Taking together the data for all pancreatic resections and the subgroup analysis, intraperitoneal drains seem not to be harmful, but may not be beneficial in general either. This would argue for a concept of selective abdominal drain application with placement of a prophylactic drain according to patient factors (e.g. comorbidity, perioperative risk, anticoagulation), pancreatic texture (e.g., small pancreatic duct, soft tissue), surgeon (level of experience, type of operation), and setting (e.g., missing 24/7 availability of interventional radiology procedures) [13]. However, mortality is increased if drains are omitted after pancreaticoduodenectomy. Though this result is driven by the inclusion of the most recent randomized trial into this meta-analysis, it should certainly be taken seriously.
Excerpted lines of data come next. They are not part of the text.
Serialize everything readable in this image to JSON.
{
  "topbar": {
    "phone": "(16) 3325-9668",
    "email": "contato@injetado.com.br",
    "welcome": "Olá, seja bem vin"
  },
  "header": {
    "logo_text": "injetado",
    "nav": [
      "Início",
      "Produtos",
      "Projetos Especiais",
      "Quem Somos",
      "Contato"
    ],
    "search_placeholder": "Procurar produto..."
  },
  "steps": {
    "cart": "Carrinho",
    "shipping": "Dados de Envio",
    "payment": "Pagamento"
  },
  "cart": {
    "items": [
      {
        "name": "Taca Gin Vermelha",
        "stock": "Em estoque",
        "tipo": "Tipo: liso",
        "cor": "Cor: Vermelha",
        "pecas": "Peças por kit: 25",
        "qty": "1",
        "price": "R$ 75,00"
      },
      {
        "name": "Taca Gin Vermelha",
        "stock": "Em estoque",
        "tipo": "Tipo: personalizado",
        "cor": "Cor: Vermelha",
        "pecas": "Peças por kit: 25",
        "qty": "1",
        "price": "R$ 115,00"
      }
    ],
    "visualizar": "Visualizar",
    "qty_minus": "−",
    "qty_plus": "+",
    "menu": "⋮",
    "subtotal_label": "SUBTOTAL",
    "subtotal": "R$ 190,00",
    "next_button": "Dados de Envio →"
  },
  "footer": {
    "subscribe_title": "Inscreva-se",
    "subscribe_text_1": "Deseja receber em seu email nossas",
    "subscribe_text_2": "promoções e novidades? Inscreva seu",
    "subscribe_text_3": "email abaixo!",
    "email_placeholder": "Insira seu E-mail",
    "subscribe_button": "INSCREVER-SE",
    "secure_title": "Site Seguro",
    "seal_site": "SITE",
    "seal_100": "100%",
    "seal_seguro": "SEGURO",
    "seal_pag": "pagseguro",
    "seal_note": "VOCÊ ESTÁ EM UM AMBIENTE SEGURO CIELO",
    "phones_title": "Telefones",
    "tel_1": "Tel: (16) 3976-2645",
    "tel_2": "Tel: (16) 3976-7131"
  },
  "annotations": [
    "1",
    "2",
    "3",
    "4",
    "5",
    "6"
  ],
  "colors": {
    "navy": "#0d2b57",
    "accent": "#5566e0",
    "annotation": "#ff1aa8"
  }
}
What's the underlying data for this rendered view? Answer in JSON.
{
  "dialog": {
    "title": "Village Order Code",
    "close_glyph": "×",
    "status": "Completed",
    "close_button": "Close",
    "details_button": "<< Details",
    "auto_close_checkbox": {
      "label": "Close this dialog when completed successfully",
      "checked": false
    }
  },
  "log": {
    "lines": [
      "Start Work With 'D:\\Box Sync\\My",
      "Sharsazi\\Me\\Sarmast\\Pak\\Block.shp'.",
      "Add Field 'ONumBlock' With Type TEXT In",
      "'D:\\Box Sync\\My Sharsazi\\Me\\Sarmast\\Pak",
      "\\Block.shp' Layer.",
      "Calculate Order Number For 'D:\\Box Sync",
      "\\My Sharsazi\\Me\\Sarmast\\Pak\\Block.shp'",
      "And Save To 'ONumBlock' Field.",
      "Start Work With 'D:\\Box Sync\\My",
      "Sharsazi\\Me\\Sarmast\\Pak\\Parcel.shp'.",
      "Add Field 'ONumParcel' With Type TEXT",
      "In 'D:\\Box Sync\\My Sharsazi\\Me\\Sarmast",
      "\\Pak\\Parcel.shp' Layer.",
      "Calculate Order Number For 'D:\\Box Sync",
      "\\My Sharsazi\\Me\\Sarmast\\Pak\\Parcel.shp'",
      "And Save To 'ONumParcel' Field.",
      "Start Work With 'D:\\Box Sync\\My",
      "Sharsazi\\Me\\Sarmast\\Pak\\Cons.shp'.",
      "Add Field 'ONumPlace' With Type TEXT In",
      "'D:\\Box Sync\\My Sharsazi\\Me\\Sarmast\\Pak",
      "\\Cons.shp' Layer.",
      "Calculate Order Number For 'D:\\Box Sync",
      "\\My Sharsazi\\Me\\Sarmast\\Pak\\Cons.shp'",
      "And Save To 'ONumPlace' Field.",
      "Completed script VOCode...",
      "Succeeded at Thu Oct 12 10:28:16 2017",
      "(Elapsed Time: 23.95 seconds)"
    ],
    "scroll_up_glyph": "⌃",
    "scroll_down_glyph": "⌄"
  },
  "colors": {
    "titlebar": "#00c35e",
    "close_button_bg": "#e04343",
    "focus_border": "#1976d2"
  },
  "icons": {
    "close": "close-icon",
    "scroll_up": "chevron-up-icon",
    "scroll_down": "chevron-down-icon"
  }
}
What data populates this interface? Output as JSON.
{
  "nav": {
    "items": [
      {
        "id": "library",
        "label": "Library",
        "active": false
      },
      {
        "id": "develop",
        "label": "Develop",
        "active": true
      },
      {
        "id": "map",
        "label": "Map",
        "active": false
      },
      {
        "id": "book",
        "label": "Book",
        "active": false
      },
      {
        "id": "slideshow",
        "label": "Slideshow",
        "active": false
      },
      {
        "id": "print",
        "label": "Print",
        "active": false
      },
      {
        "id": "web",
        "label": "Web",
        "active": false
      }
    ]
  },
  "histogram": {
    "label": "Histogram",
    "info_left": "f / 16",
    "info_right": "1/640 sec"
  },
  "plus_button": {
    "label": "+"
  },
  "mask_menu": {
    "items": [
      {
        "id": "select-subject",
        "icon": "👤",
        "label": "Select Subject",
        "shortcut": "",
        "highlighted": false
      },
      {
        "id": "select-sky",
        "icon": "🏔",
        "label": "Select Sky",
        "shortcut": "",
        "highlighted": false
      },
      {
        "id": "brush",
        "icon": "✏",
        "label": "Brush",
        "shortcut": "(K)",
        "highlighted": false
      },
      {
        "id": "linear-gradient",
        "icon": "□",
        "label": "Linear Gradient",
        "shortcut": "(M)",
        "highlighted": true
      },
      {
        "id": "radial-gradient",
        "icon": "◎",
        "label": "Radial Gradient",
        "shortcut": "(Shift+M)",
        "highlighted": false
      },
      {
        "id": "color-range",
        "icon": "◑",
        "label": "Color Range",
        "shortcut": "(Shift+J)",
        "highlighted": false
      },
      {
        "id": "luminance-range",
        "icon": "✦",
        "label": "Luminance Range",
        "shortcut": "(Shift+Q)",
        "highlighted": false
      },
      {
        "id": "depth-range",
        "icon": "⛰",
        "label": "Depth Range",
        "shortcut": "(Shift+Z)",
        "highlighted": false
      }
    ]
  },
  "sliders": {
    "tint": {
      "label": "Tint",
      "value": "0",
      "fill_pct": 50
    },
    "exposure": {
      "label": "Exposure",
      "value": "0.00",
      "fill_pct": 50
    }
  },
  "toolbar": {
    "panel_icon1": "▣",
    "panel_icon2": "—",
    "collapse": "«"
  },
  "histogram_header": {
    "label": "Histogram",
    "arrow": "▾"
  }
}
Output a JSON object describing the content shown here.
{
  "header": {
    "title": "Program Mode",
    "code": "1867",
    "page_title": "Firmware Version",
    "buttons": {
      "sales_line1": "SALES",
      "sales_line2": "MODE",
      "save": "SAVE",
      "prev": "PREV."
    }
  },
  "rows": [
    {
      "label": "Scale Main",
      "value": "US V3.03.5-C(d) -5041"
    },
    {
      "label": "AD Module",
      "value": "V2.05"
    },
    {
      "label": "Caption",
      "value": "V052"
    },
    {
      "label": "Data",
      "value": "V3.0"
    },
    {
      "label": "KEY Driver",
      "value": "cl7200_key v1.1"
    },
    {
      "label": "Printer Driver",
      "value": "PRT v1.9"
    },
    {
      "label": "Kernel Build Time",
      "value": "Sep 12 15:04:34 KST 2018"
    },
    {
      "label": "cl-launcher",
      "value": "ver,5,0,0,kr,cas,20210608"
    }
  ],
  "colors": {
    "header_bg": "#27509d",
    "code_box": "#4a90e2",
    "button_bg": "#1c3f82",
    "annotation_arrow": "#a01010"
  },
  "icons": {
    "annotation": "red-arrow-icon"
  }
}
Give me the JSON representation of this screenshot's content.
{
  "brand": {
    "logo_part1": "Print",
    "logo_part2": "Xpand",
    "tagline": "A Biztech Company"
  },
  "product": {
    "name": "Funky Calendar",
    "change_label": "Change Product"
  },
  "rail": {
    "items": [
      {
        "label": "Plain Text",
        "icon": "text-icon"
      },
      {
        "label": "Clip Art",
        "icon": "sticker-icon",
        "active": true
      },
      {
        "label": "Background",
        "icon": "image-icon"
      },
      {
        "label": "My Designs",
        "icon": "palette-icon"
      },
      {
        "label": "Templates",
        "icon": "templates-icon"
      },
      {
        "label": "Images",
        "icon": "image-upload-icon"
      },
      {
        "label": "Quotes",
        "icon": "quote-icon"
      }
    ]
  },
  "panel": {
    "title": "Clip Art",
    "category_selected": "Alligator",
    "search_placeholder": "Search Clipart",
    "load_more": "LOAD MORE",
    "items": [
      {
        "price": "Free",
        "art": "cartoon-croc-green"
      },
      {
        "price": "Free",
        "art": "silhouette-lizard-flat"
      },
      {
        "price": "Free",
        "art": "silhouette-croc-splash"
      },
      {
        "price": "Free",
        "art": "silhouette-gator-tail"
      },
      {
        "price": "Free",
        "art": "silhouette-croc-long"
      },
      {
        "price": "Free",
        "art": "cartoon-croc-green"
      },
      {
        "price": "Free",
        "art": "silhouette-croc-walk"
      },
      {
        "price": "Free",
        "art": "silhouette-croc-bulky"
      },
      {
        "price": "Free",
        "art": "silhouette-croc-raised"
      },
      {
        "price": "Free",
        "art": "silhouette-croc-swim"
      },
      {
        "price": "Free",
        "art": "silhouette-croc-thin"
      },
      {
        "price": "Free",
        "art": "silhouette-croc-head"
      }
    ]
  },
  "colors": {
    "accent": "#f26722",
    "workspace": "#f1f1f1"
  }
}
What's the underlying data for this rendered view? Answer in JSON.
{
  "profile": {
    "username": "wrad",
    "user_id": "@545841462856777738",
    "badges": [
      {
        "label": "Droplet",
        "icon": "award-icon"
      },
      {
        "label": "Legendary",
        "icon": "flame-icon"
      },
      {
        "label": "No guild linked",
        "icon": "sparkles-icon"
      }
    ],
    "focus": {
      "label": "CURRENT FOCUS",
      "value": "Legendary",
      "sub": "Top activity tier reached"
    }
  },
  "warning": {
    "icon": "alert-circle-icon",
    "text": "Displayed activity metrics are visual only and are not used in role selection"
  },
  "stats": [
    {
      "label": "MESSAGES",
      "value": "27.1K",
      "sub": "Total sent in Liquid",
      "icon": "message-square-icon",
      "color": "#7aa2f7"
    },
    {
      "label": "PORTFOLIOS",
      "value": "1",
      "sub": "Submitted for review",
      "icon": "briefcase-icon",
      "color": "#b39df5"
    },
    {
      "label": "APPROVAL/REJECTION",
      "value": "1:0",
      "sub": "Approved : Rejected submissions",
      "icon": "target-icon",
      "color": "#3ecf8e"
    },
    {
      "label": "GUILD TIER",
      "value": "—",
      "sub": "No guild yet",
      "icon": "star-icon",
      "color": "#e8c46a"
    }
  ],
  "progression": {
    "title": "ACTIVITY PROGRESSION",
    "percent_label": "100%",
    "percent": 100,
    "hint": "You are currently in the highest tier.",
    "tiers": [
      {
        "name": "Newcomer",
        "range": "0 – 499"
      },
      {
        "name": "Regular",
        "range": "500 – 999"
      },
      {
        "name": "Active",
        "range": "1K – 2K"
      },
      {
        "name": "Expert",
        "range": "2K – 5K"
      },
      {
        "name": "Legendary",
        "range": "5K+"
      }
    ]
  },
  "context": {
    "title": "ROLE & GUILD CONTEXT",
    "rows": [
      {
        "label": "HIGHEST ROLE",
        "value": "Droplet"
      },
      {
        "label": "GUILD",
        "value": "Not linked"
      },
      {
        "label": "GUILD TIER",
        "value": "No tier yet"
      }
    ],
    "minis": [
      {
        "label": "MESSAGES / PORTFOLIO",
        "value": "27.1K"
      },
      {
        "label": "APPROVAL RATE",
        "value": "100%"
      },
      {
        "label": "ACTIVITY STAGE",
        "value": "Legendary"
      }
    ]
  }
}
Thus, it is very difficult to argue for an omission of drains after a pancreaticoduodenectomy – even under circumstances where anastomotic complications are unlikely. With a reduction of morbidity after any kind of pancreatic resection however, omission of drains after distal pancreatectomy may truly be an option. The results of a currently ongoing randomized trial on distal pancreatectomy are eagerly awaited.